M&S asked 1,000 parents of children aged one to five about their attitudes to clothing for their offspring and some of the findings are depressing indeed. For example, 20 per cent said they never accepted hand-me-down baby clothes because they only want their child to wear brand-new stuff; one-in-eight babies under one have more than 100 items of clothing; more than 50 per cent of respondents had thrown perfectly good clothes in the bin, rather than passing them on to deserving causes; and 60 per cent complained that seeing well-dressed celebrity babies, such as Harper Beckham, made them feel pressurised into spending more and more lavishly on clothes for their 
own kids.

Now my head has stopped spinning, I understand why I can never find decent used trews for my son – they’re all in a landfill site somewhere because they weren’t the sort of thing the Beckhams would buy.

Maybe it’s just my canny Scots blood, but I find this really difficult to understand.

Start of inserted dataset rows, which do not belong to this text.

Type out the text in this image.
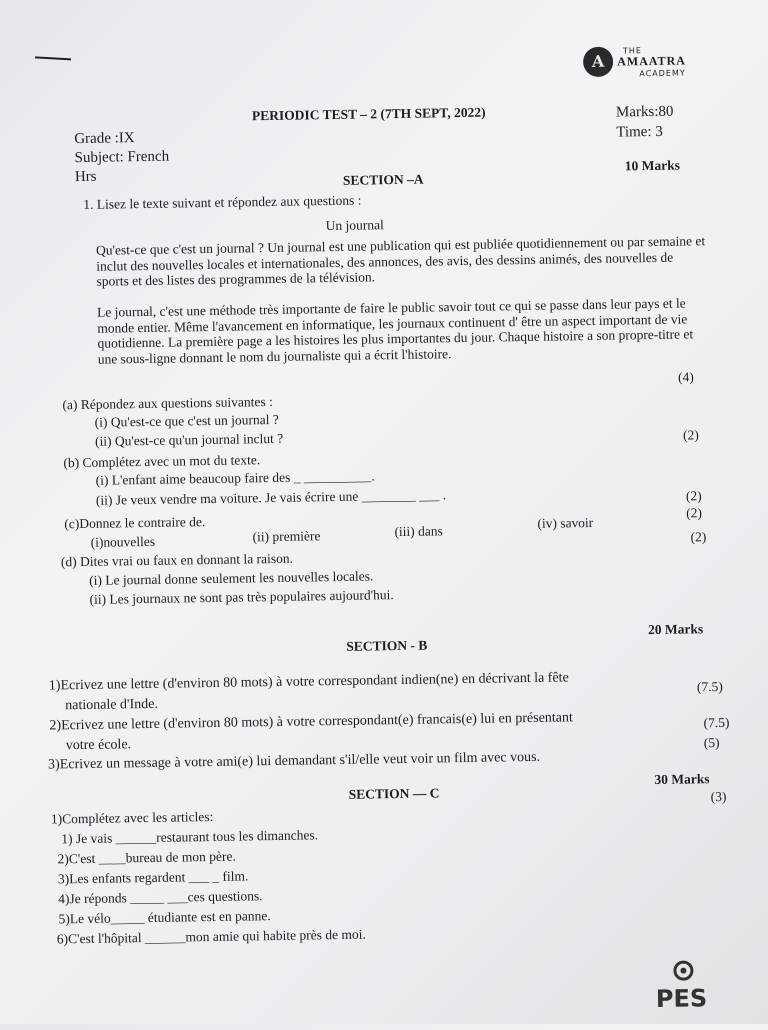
A
THE
AMAATRA
ACADEMY
PERIODIC TEST – 2 (7TH SEPT, 2022)	Marks:80
Time: 3
Grade :IX
Subject: French
Hrs	SECTION –A
10 Marks
1. Lisez le texte suivant et répondez aux questions :
Un journal
Qu'est-ce que c'est un journal ? Un journal est une publication qui est publiée quotidiennement ou par semaine et inclut des nouvelles locales et internationales, des annonces, des avis, des dessins animés, des nouvelles de sports et des listes des programmes de la télévision.
Le journal, c'est une méthode très importante de faire le public savoir tout ce qui se passe dans leur pays et le monde entier. Même l'avancement en informatique, les journaux continuent d' être un aspect important de vie quotidienne. La première page a les histoires les plus importantes du jour. Chaque histoire a son propre-titre et une sous-ligne donnant le nom du journaliste qui a écrit l'histoire.
(4)
(a) Répondez aux questions suivantes :
(i) Qu'est-ce que c'est un journal ?
(ii) Qu'est-ce qu'un journal inclut ?	(2)
(b) Complétez avec un mot du texte.
(i) L'enfant aime beaucoup faire des _ __________.
(ii) Je veux vendre ma voiture. Je vais écrire une ________ ___ .	(2)
(c)Donnez le contraire de.
(i)nouvelles	(ii) première	(iii) dans
(iv) savoir
(2)
(d) Dites vrai ou faux en donnant la raison.
(2)
(i) Le journal donne seulement les nouvelles locales.
(ii) Les journaux ne sont pas très populaires aujourd'hui.
SECTION - B
20 Marks
1)Ecrivez une lettre (d'environ 80 mots) à votre correspondant indien(ne) en décrivant la fête
nationale d'Inde.
(7.5)
2)Ecrivez une lettre (d'environ 80 mots) à votre correspondant(e) francais(e) lui en présentant
votre école.
(7.5)
3)Ecrivez un message à votre ami(e) lui demandant s'il/elle veut voir un film avec vous.
(5)
SECTION — C
30 Marks
1)Complétez avec les articles:
(3)
1) Je vais ______restaurant tous les dimanches.
2)C'est ____bureau de mon père.
3)Les enfants regardent ___ _ film.
4)Je réponds _____ ___ces questions.
5)Le vélo_____ étudiante est en panne.
6)C'est l'hôpital ______mon amie qui habite près de moi.
PES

What have the lifestyles of the rich and famous got to do with us? A nice pair of trews is a nice pair of trews, whether or not they would pass muster chez Victoria and David. So long as they have knees, who’s complaining? I keep wondering, where was this survey conducted? In the VIP box at Old Trafford? Can it really be that ordinary people are genuinely this mad?

It’s not like I dress my child like a tramp. After all, I’m extremely conscientious about making sure all his trousers have a full complement of knees, but there are more important things to spend money on, and ensuring that my child looks immaculate is way down my list. I prefer to have an adequately-dressed child who has nice books and toys (yes, often second-hand) and eats very good quality food. No point buying a designer bib if all you can afford to spill down it is cream soda and deep-fried MRM. Gucci, Gucci, goo.

Babies aren’t generally known for their fashion-sense and small boys have scant regard for exquisite tailoring, so why waste expensive stuff on them? Because, of course, this has absolutely nothing to do with the kids and everything to do with the parents and their sad lack of self-worth.

Unfortunately, they’re bringing up another generation to believe that new automatically means good and that posh clothes somehow guarantee respect. It’s ironic that, at my son’s school, the two best-dressed boys are also the worst behaved. They always look absolutely beautiful, but nobody will play with them. Ah well, at least it means the knees of their trousers will always stay neat, clean and resolutely intact. Trouble is, given the mindset of the family, once the trews are too small, the mother will probably bin them. Maybe if I tell her that Victoria Beckham always gives her kids’ clothes away to deserving causes, I might be able to pick up a bargain or two? And maybe if Victoria Beckham genuinely made a point of doing that, it might make some wasteful families think twice?